December 23, 2011 by  
Filed under Investment

It’s hard to believe, but just ten years ago $2/mcf was a pretty good natural gas price.

North American gas sold for around that level throughout most of the 1980s and 1990s. And plenty of producers made money during those times.

The reason was costs. Back in those days, it cost a lot less to drill and service a well, build pipelines, and maintain a field.

Here’s some example data from the Petroleum Services Association of Canada. In 1981, a 2,000 meter gas well in central Alberta cost $450,000 to drill and complete. By 2005, the same well more than doubled in cost to over $1 million.

Obviously, with higher costs producers need a better gas price in order to make money. And up until 2008, they were getting the prices they needed to turn a profit even in a high-cost services environment.

But since then, things have changed. Prices have fallen back. Not quite to $2, but sometimes close.

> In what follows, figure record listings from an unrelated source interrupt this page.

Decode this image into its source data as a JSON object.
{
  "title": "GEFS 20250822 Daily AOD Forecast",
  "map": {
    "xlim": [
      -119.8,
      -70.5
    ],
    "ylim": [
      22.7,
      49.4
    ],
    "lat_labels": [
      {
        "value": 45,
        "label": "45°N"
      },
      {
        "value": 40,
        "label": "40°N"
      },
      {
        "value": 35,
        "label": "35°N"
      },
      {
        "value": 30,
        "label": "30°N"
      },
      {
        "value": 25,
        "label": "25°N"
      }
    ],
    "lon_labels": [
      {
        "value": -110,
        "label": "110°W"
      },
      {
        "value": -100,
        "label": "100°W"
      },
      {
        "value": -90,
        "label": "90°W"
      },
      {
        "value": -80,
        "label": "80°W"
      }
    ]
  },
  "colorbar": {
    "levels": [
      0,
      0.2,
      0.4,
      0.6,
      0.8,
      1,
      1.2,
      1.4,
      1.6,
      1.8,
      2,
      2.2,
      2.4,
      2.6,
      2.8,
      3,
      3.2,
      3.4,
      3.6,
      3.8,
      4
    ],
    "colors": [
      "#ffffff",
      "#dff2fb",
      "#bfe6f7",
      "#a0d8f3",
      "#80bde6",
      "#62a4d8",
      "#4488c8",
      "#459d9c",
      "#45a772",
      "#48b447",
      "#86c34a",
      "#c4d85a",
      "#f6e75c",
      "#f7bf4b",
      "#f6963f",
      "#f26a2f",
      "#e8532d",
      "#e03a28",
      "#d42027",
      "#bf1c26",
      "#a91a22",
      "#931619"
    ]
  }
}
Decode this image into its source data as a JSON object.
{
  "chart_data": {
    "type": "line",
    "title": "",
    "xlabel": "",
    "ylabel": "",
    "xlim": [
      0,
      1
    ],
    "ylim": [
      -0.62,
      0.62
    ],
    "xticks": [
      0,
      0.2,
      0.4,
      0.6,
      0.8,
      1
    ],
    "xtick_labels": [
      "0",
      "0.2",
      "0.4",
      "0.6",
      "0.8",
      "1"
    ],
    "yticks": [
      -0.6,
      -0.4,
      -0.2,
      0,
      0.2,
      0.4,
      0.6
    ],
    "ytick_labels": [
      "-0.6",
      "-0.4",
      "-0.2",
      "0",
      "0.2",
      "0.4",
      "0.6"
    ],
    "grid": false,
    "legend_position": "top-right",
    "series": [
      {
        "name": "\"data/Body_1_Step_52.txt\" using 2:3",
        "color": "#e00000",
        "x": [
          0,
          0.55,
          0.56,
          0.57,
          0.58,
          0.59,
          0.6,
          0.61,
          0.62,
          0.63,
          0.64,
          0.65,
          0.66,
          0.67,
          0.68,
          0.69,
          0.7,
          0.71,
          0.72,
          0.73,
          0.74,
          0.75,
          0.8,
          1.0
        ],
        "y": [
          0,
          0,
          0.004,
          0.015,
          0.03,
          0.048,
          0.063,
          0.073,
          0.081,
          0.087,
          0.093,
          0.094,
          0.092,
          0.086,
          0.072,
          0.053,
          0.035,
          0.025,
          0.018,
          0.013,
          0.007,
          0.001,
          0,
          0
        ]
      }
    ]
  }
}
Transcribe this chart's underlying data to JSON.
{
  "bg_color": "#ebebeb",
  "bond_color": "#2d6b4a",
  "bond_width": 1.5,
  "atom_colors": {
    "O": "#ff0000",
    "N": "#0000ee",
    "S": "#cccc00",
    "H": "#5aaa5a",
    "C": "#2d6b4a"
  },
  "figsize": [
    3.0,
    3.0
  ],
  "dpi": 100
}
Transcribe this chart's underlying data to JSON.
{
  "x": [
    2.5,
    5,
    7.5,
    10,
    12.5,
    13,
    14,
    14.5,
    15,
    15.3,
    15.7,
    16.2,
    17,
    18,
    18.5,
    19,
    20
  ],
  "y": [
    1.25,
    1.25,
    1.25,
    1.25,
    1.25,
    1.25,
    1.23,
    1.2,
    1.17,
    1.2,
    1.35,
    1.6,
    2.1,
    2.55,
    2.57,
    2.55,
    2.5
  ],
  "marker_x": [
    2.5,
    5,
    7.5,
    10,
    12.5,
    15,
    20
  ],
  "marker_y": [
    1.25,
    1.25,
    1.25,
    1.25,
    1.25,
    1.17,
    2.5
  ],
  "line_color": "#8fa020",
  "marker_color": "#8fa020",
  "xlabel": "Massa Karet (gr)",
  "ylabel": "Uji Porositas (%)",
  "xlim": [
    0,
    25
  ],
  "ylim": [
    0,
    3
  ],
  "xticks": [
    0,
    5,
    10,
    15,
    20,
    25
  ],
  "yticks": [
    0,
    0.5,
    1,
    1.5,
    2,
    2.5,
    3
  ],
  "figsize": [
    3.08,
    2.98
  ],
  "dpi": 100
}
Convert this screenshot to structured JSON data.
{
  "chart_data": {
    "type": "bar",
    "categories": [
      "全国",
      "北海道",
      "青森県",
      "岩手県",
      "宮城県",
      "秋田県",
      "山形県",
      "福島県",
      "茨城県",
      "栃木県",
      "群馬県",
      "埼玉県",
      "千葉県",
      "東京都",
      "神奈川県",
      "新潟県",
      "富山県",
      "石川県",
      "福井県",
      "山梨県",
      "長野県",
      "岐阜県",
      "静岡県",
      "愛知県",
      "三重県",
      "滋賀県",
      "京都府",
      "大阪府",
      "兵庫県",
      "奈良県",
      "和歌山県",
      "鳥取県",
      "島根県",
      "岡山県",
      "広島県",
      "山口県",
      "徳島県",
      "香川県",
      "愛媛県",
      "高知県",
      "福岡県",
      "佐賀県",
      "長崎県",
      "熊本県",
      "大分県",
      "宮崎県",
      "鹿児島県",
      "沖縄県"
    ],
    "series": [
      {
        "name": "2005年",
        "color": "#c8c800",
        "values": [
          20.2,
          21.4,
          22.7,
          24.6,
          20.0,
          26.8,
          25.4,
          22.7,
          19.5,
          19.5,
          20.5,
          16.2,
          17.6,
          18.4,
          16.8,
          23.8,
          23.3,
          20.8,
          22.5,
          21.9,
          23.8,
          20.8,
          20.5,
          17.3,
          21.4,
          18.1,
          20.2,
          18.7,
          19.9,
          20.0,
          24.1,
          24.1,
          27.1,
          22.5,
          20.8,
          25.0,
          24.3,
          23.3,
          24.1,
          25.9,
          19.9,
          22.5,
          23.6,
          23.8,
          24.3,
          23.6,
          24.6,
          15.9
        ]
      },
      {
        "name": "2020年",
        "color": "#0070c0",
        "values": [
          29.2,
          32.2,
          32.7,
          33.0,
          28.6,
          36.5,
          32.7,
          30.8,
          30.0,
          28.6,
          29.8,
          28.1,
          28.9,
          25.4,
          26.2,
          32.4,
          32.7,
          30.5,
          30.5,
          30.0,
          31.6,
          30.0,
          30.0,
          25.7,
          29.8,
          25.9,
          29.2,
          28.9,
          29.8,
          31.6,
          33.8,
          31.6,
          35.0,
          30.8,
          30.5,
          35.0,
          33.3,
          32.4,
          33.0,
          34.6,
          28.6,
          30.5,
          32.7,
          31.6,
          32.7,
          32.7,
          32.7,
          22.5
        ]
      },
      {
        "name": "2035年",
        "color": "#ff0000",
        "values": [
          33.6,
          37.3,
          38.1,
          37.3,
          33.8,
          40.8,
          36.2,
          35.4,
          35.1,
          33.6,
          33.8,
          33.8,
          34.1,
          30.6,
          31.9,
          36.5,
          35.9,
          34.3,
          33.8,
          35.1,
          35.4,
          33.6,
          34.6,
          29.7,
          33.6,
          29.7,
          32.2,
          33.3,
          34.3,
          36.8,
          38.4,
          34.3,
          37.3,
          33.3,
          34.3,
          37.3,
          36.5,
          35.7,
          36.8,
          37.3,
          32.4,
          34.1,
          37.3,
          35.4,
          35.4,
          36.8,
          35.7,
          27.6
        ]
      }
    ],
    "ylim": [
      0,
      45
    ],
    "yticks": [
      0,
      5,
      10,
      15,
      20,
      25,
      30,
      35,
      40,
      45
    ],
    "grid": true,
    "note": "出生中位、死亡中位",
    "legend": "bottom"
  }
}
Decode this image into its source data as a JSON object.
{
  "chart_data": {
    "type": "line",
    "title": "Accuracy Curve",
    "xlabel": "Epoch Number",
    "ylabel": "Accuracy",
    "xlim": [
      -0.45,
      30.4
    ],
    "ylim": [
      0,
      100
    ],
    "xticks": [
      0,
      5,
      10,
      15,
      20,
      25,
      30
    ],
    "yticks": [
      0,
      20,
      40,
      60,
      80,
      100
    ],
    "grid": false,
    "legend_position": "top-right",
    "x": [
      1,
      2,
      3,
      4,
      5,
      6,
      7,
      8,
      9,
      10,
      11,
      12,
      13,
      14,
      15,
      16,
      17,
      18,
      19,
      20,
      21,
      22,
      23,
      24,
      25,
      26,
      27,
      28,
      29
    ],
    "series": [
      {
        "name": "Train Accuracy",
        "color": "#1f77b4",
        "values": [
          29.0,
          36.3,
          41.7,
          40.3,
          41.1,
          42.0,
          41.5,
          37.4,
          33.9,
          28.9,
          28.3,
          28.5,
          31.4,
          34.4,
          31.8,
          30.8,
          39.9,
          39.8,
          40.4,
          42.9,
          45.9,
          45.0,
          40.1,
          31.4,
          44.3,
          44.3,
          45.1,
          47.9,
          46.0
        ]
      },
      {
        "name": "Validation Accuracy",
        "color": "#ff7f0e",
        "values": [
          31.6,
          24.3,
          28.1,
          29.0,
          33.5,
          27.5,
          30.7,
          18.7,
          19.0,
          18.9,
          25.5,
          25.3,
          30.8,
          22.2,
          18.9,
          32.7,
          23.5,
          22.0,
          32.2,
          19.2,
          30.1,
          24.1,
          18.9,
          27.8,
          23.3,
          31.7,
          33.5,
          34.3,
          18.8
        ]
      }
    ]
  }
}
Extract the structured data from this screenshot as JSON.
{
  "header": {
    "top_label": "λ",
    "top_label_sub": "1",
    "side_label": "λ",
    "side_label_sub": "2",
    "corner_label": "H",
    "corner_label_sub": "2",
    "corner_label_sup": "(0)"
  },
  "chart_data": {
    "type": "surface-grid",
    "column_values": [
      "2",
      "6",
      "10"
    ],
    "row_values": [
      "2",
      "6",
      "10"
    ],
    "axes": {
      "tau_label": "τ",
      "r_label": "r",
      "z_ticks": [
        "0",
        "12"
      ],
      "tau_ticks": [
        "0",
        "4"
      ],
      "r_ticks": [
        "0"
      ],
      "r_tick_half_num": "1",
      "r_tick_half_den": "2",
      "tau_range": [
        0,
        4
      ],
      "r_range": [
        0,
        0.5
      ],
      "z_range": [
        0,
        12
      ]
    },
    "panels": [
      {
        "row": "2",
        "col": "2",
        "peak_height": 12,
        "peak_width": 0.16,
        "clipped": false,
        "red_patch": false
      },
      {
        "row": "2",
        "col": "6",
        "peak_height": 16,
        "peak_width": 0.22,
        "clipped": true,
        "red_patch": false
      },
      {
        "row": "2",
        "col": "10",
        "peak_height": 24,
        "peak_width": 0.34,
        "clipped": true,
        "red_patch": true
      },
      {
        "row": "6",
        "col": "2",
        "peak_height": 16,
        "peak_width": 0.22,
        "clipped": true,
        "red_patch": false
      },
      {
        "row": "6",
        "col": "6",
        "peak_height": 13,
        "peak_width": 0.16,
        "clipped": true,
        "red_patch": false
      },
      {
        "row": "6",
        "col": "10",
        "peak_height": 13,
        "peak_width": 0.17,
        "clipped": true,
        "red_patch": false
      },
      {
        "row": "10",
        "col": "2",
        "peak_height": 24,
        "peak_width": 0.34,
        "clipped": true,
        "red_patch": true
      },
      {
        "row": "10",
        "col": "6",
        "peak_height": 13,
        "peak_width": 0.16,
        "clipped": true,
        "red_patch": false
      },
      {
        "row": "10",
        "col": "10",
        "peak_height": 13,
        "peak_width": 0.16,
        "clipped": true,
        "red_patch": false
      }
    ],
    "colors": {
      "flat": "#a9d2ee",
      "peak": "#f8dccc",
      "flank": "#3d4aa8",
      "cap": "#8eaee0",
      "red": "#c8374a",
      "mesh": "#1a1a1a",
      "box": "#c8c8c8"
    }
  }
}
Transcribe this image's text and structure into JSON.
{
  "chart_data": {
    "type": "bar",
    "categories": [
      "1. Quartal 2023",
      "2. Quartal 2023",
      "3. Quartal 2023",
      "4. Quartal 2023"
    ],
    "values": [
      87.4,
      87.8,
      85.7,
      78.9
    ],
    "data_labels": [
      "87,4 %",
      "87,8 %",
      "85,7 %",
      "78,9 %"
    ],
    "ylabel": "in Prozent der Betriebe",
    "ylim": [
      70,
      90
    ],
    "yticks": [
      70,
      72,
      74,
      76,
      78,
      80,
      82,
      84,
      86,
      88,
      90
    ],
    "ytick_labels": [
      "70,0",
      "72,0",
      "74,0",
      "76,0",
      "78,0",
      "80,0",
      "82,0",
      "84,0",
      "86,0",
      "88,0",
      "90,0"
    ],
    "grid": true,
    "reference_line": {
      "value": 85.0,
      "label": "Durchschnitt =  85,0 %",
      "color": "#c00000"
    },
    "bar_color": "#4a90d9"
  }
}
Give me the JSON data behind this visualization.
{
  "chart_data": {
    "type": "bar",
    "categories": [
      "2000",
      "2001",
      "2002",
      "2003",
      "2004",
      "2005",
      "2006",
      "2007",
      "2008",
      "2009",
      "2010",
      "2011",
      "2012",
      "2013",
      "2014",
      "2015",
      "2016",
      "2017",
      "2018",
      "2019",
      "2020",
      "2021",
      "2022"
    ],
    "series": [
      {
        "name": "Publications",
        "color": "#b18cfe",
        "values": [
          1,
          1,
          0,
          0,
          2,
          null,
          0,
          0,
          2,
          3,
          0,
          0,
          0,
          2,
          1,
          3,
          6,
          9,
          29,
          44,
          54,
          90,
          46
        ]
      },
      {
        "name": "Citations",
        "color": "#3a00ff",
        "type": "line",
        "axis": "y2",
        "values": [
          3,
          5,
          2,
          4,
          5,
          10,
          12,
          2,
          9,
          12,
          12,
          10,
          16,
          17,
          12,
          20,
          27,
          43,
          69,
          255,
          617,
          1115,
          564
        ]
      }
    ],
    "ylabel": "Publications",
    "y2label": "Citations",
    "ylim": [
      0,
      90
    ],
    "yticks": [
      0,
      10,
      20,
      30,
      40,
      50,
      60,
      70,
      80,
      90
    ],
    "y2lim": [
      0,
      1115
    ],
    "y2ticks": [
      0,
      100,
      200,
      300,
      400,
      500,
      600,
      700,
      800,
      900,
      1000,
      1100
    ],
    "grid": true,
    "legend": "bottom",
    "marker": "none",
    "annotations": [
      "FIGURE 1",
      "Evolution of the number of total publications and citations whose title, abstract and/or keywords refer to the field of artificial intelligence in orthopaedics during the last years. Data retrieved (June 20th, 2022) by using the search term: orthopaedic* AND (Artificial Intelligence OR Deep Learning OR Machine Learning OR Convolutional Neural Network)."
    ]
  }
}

Normally, low prices should have an effect on costs. With profits falling, less companies would drill. And with reduced services demand, drilling costs would drop. Possibly to the point where producers could once again make money at lower gas prices, like they did in the eighties and nineties.

But that’s not happening these days. Recent data from the U.S. Bureau of Labor Statistics show that in October, U.S. drilling costs hit their highest level since April 2009.

Services prices did come down about 20% in the immediate wake of the financial crisis. But in 2010, they have been rising again. And the industry is still at very elevated cost levels compared to the beginning of the decade.

Part of the reason is oil prices have remained high. Leading to increased rig demand for oil-well drilling. Another reason is gas producers are still drilling in order to hold land in U.S. shale plays. There are anecdotal reports that frac costs in certain plays have tripled over the last few months.

High services costs and low gas prices are putting the squeeze on producers. Something has to give sooner or later.